Quando as autoridades francesas ordenam o recenseamento de todas as propriedades judaicas no país, a liderança judaica teme que fosse isso fosse o precursor de um confisco geral. Secretamente, o sultão Mohammed V consegue esconder no palácio um grupo de judeus proeminentes, dentro de um vagão coberto, para que pudesse reunir-se com eles longe dos olhos das autoridades francesas de Vichy. Segundo relato de um dos presentes, ele promete aos judeus a sua proteção, assegurando-lhes que aquele recenseamento não era o primeiro passo de um plano para confiscar seus bens e propriedades. Porém, Mohammed V não podia agir totalmente conforme sua vontade, pois estava à mercê dos franceses de Vichy que controlavam seu reino. Com isso, acabaram por ser aprovadas e postas em prática certas medidas discriminatórias e os judeus foram deportados para campos de trabalho no Saara.
Após a conclusão da Operação Tocha, em que as forças Aliadas abrem uma nova frente de batalha contra os alemães ao desembarcarem na costa norte-africana, em novembro de 1942, o Marrocos fica em mãos da França Livre, e as restrições contra os judeus são renovadas.
Com o término da 2a Guerra, os marroquinos esperavam que as potências estrangeiras abandonassem o Marrocos à sua independência. No entanto, isso não ocorre. Em 1944, o sultão Mohammed V apoia um manifesto nacionalista, exigindo independência plena, reunificação nacional e uma constituição democrática. Mas, a França somente abriria mão de seu protetorado no Marrocos em 7 de abril de 1956.
Em 1947 e 1948, em resposta à retórica árabe anti-judaica na esteira da criação do Estado de Israel, e a irrupção do conflito árabe-israelense, o sultão Mohammed V alerta os muçulmanos para que não ataquem os judeus do Marrocos, lembrando-lhes que estes sempre tinham sido protegidos em seu reino e sempre haviam demonstrado sua devoção ao Trono. Enfatiza que eles eram súditos respeitados que apoiavam o Sultão. Seu pronunciamento é lido em todas as sinagogas do país.
Mas a tensão associada à Guerra dos países árabes contra Israel e o início da emigração marroquina para Israel contribuem para a eclosão de pogroms nas cidades de Oujda e Djerrada, em junho de 1948. Os ataques provocam 8 mortes, 600 feridos e 900 pessoas desabrigadas na comunidade judaica de Oujda.
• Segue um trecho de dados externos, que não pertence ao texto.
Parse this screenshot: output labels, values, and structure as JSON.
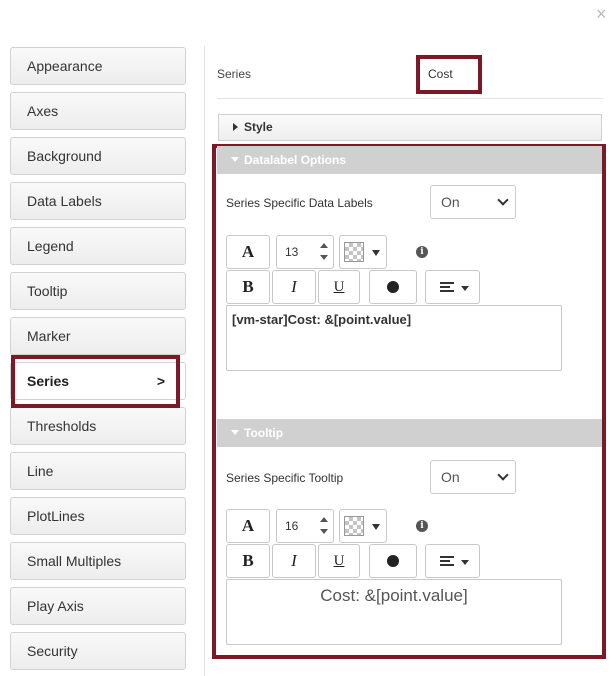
{
  "close_label": "×",
  "sidebar": {
    "items": [
      {
        "label": "Appearance"
      },
      {
        "label": "Axes"
      },
      {
        "label": "Background"
      },
      {
        "label": "Data Labels"
      },
      {
        "label": "Legend"
      },
      {
        "label": "Tooltip"
      },
      {
        "label": "Marker"
      },
      {
        "label": "Series",
        "active": true,
        "chevron": ">"
      },
      {
        "label": "Thresholds"
      },
      {
        "label": "Line"
      },
      {
        "label": "PlotLines"
      },
      {
        "label": "Small Multiples"
      },
      {
        "label": "Play Axis"
      },
      {
        "label": "Security"
      }
    ]
  },
  "main": {
    "series_label": "Series",
    "series_value": "Cost",
    "style_section": {
      "title": "Style"
    },
    "datalabel_section": {
      "title": "Datalabel Options",
      "field_label": "Series Specific Data Labels",
      "toggle_value": "On",
      "font_glyph": "A",
      "font_size": "13",
      "bold": "B",
      "italic": "I",
      "underline": "U",
      "text": "[vm-star]Cost: &[point.value]"
    },
    "tooltip_section": {
      "title": "Tooltip",
      "field_label": "Series Specific Tooltip",
      "toggle_value": "On",
      "font_glyph": "A",
      "font_size": "16",
      "bold": "B",
      "italic": "I",
      "underline": "U",
      "text": "Cost: &[point.value]"
    },
    "info_glyph": "i"
  },
  "colors": {
    "highlight": "#7b1a26",
    "section_header": "#d0d0d0"
  }
}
Já em Djerrada, são 39 mortos e 44 feridos.
O Marrocos, que foi a pátria para mais de 250.000 judeus na primeira metade do século 20, hoje conta apenas com cerca de 3.000 judeus no país, apenas 150 dos quais vivem na outrora vibrante Fez.
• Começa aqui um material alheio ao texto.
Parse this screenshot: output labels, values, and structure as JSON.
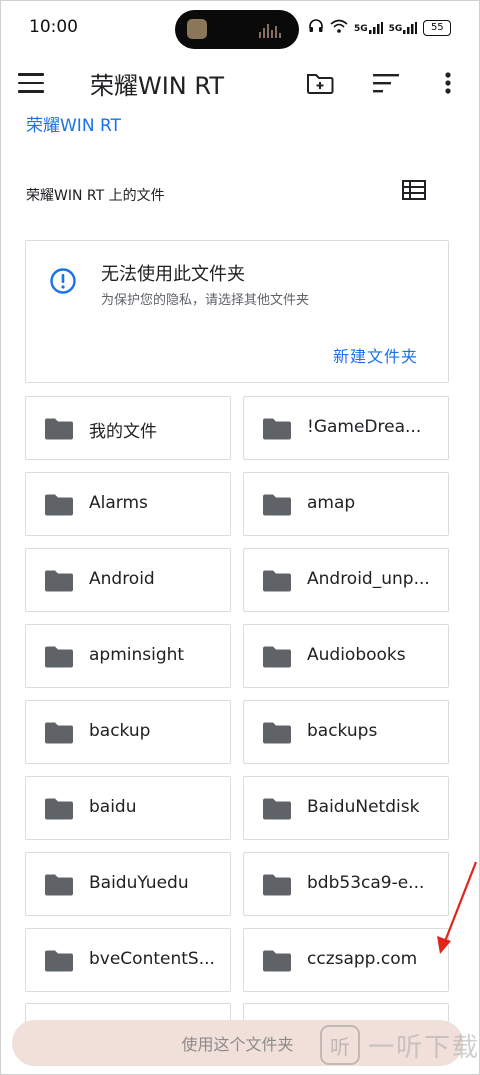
{
  "status_bar": {
    "time": "10:00",
    "signal1": "5G",
    "signal2": "5G",
    "battery": "55"
  },
  "app_bar": {
    "title": "荣耀WIN RT"
  },
  "breadcrumb": "荣耀WIN RT",
  "files_heading": "荣耀WIN RT 上的文件",
  "warning_card": {
    "title": "无法使用此文件夹",
    "subtitle": "为保护您的隐私，请选择其他文件夹",
    "action": "新建文件夹"
  },
  "folders": [
    "我的文件",
    "!GameDrea...",
    "Alarms",
    "amap",
    "Android",
    "Android_unp...",
    "apminsight",
    "Audiobooks",
    "backup",
    "backups",
    "baidu",
    "BaiduNetdisk",
    "BaiduYuedu",
    "bdb53ca9-e...",
    "bveContentS...",
    "cczsapp.com"
  ],
  "bottom_button": "使用这个文件夹",
  "watermark": {
    "logo": "听",
    "text": "一听下载"
  },
  "colors": {
    "accent": "#1a73e8",
    "folder_icon": "#5f6368",
    "annotation_arrow": "#e0241b"
  },
  "icons": {
    "menu": "menu-icon",
    "new_folder": "create-new-folder-icon",
    "sort": "sort-icon",
    "more": "more-vert-icon",
    "grid": "list-view-icon",
    "info": "info-icon",
    "folder": "folder-icon"
  }
}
Sem sombra de dúvidas, o Marrocos é o país islâmico mais pró-Israel – apesar do fato de que vertentes cada vez mais expressivas da sociedade conclamem à não-normalização das relações com o governo de Jerusalém.
Bibliografia
Stillman, Norman A, The Jews of Arab Lands: A History and Source, Jewish Publication Society of America
Stillman, Norman A, Jews of Arab Lands in Modern Times, 2003
Marglin, Jessica M., Across Legal Lines:
Jews and Muslims in Modern Morocco, 2016. Ebook Kindle
Goldenberg, André, Art and the Jews of Morocco
1Ifríquia ou Ifriquia é, na história do Islamismo medieval, um território do Norte de África, e corresponde à atual Tunísia, noroeste da Líbia e nordeste da Argélia.
2Wadi - um leito seco de rio no qual as águas correm apenas na estação das chuvas.
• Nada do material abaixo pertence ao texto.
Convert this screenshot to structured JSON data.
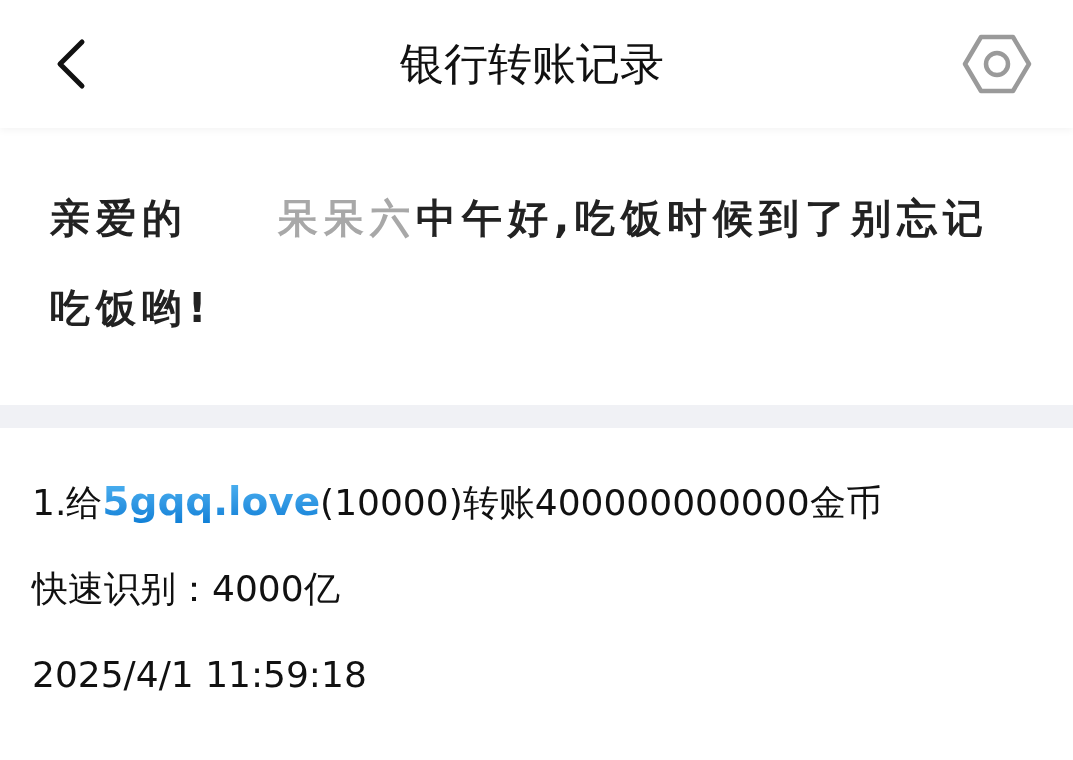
{
  "header": {
    "title": "银行转账记录"
  },
  "greeting": {
    "salutation": "亲爱的",
    "name": "呆呆六",
    "message": "中午好,吃饭时候到了别忘记吃饭哟!"
  },
  "records": [
    {
      "prefix": "1.给",
      "recipient": "5gqq.love",
      "detail": "(10000)转账400000000000金币",
      "quick": "快速识别：4000亿",
      "time": "2025/4/1 11:59:18"
    }
  ]
}
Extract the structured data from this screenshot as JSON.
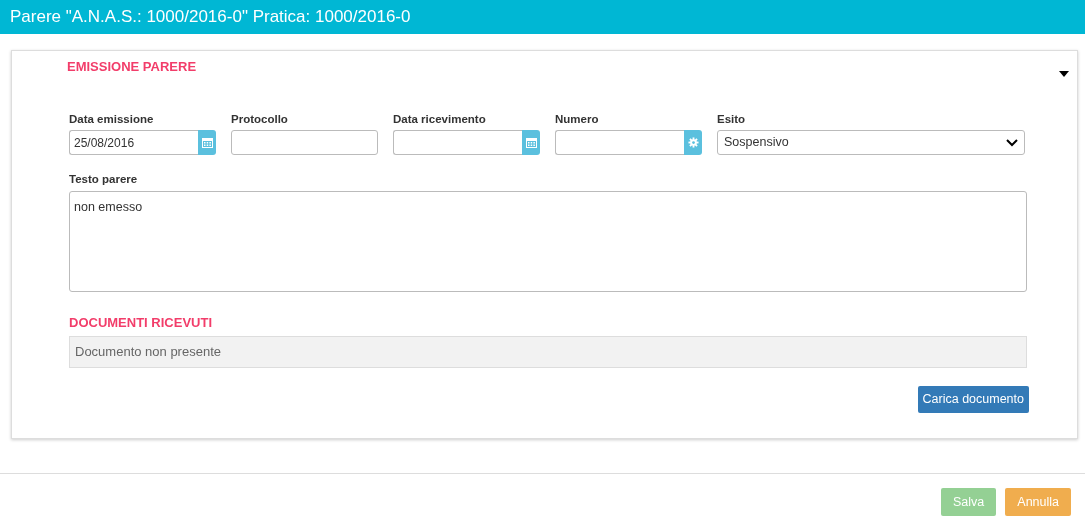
{
  "header": {
    "title": "Parere \"A.N.A.S.: 1000/2016-0\" Pratica: 1000/2016-0"
  },
  "section": {
    "title": "EMISSIONE PARERE",
    "expanded": true
  },
  "fields": [
    {
      "label": "Data emissione",
      "kind": "date",
      "value": "25/08/2016"
    },
    {
      "label": "Protocollo",
      "kind": "text"
    },
    {
      "label": "Data ricevimento",
      "kind": "date"
    },
    {
      "label": "Numero",
      "kind": "generate"
    },
    {
      "label": "Esito",
      "kind": "select",
      "value": "Sospensivo"
    }
  ],
  "testo": {
    "label": "Testo parere",
    "value": "non emesso"
  },
  "documents": {
    "title": "DOCUMENTI RICEVUTI",
    "empty_text": "Documento non presente",
    "upload_button": "Carica documento"
  },
  "footer_buttons": [
    {
      "label": "Salva",
      "kind": "save",
      "disabled": true
    },
    {
      "label": "Annulla",
      "kind": "cancel",
      "disabled": false
    }
  ]
}
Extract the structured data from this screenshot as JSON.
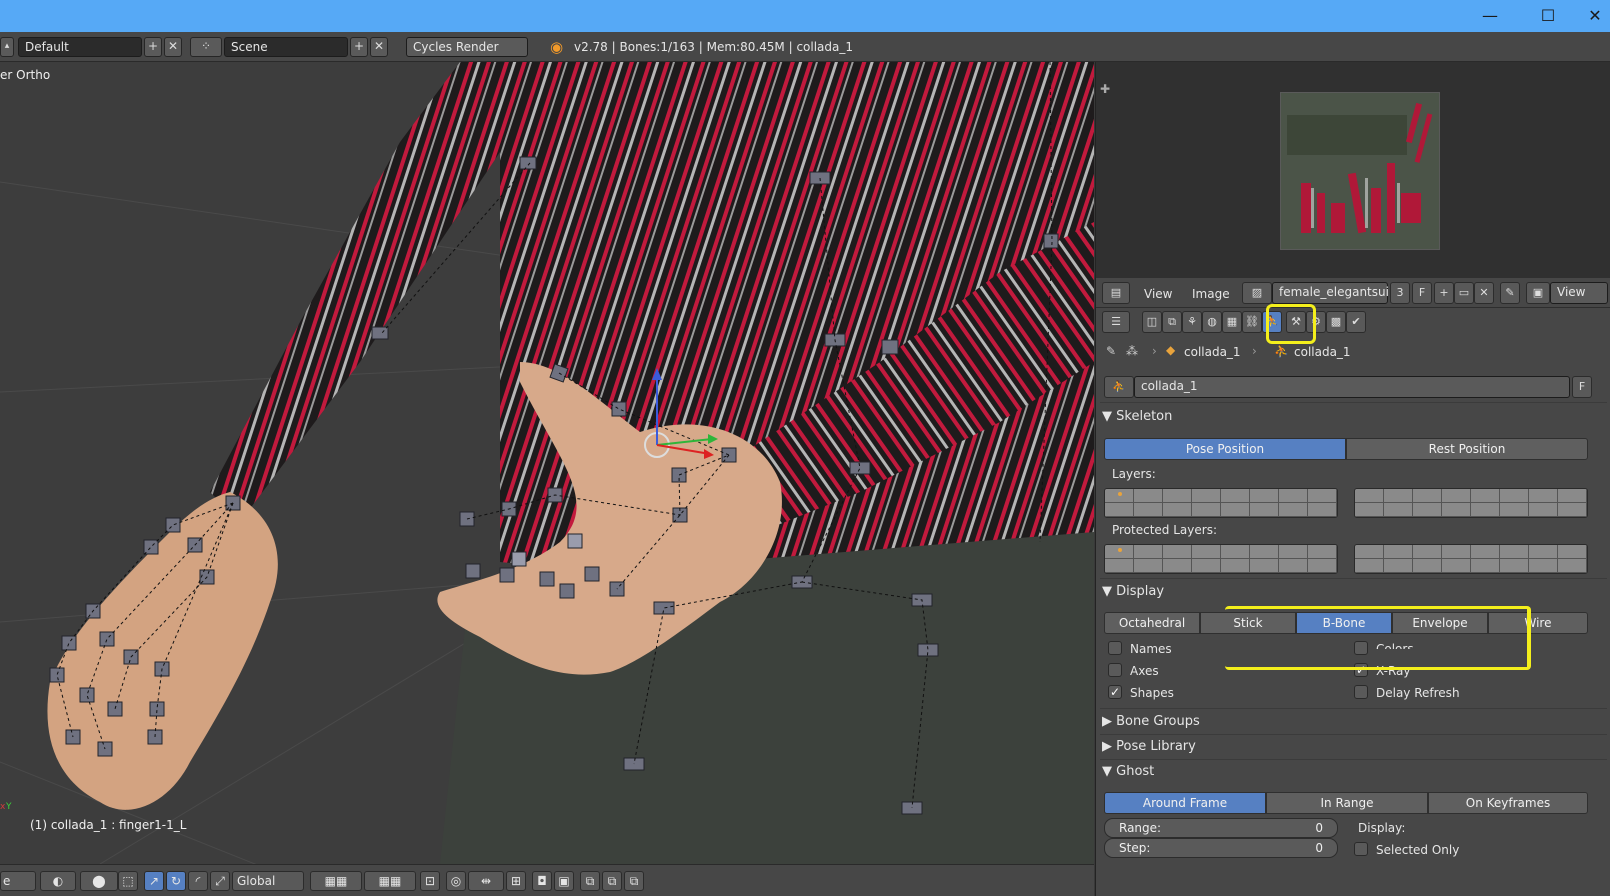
{
  "window": {
    "minimize": "—",
    "maximize": "☐",
    "close": "✕"
  },
  "infobar": {
    "layout": "Default",
    "scene": "Scene",
    "engine": "Cycles Render",
    "stats": "v2.78 | Bones:1/163 | Mem:80.45M | collada_1",
    "add": "+",
    "remove": "✕"
  },
  "viewport": {
    "view_label": "er Ortho",
    "selection_label": "(1) collada_1 : finger1-1_L",
    "axis_y": "Y",
    "axis_x": "x"
  },
  "bottombar": {
    "mode_partial": "e",
    "orientation": "Global"
  },
  "image_editor": {
    "menu_view": "View",
    "menu_image": "Image",
    "image_name": "female_elegantsui...",
    "users": "3",
    "fake": "F",
    "view_btn": "View"
  },
  "properties": {
    "breadcrumb": {
      "object": "collada_1",
      "data": "collada_1"
    },
    "datablock": "collada_1",
    "datablock_f": "F",
    "skeleton": {
      "title": "Skeleton",
      "pose_position": "Pose Position",
      "rest_position": "Rest Position",
      "layers": "Layers:",
      "protected_layers": "Protected Layers:"
    },
    "display": {
      "title": "Display",
      "modes": [
        "Octahedral",
        "Stick",
        "B-Bone",
        "Envelope",
        "Wire"
      ],
      "active_mode": "B-Bone",
      "names": "Names",
      "colors": "Colors",
      "axes": "Axes",
      "xray": "X-Ray",
      "shapes": "Shapes",
      "delay_refresh": "Delay Refresh",
      "check_mark": "✓"
    },
    "bone_groups": "Bone Groups",
    "pose_library": "Pose Library",
    "ghost": {
      "title": "Ghost",
      "around_frame": "Around Frame",
      "in_range": "In Range",
      "on_keyframes": "On Keyframes",
      "range_label": "Range:",
      "range_value": "0",
      "step_label": "Step:",
      "step_value": "0",
      "display_label": "Display:",
      "selected_only": "Selected Only"
    }
  },
  "colors": {
    "accent": "#5680c2",
    "highlight": "#f4ef1c",
    "titlebar": "#56a9f6"
  }
}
3 Al-Bakri (c. 1014-1094) foi um historiador árabe de Andaluzia. Considerado o maior geógrafo do mundo muçulmano.
4 Rabi Ibn Ezra – Abraham ben Meir Ibn Ezra (1089- 1167) viveu na Espanha e foi grande erudito em Torá, conhecimento artísticos e seculares.
5 Naguid – palavra hebraica para príncipe ou líder. Título aplicado ao líder religioso nas comunidades sefarditas.